The son is current receiving courses of chemotherapy while trying to seek answers for his condition, and help in succeeding in his mesothelioma claim. A victim or their family often have to call upon former work colleagues to recount working conditions at the time, and where exposure to asbestos may have occurred.
Men working in paper mills likely to be exposed to asbestos
Alongside large-scale production plants, such as a power station, for example, those men who worked in a paper mill were also likely to be exposed to asbestos and to later suffer from debilitating, asbestos-related conditions.
During daily routine maintenance, asbestos dust would be released from dryer felts in dryer machines. When the dryer felts had to be replaced, workers were exposed to asbestos particle dust when they hand-cut and fitted the new felt into the machines.
Those men who were involved in different production stages were also at risk of exposure to asbestos, including first line supervisors, cutting and slicing machine setters, paper goods and printing machine operators, and vehicle drivers.
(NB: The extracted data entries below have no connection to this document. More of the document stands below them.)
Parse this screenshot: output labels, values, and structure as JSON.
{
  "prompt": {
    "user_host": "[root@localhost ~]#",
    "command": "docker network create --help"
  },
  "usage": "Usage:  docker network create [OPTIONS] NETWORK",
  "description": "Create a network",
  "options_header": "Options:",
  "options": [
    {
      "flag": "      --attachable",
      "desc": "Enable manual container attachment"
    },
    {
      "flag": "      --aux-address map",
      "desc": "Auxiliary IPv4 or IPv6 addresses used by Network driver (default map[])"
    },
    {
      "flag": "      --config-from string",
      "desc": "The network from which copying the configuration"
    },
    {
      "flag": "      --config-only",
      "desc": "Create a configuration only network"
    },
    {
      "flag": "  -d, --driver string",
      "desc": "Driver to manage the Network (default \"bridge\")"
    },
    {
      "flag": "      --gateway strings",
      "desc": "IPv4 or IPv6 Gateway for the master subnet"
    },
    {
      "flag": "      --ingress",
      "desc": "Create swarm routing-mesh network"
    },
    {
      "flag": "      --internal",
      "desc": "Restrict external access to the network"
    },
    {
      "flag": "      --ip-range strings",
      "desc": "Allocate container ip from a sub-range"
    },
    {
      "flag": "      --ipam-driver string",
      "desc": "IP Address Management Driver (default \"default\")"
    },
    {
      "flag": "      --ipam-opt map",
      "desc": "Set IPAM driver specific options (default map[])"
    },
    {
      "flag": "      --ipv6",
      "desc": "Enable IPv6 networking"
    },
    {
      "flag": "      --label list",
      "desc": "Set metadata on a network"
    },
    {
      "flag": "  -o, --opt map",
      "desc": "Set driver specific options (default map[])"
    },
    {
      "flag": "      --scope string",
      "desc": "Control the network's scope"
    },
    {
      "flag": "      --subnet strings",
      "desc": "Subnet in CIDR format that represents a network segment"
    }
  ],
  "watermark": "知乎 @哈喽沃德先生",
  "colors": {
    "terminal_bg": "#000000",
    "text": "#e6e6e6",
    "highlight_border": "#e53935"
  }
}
Scientists have also carried out a number of studies, which suggest that there could be genetic links exerting a strong influence over an increased susceptibility to developing the fatal cancer.
Younger age groups have higher vulnerability to cancer-causing substances
One key factor suggests that an individual exposed to asbestos has a parent or direct family member who, previously, also received a cancer diagnosis. Of nearly 1,000 cases recorded between 1980 and 2012, a family link was identified in 3 – 4 per cent of all mesothelioma cases.
Research has also found that family members who had developed mesothelioma were often younger when first exposed to asbestos. The cells in in younger age groups are increasingly thought to possess higher vulnerability to cancer-causing substances.
An investigation into twenty years of medical data, which lists over 2,000 males exposed to asbestos, found that the highest incidence of malignant pleural mesothelioma was among those first exposed when they were under 20 years old. The evidence also suggests a possible genetic link in mesothelioma patients aged under 40, when compared to older patients.
Each year around 13,000 deaths from occupational lung disease and cancer are estimated to have been caused by past exposure, primarily to chemicals and dusts at work, which includes mesothelioma fatalities. The number of deaths from the incurable cancer is, for the third year running, over 2,500, which could continue beyond 2020, according to Health and Safety Executive – Statistics on Fatal Injuries in the Workplace in Great Britain, 2016.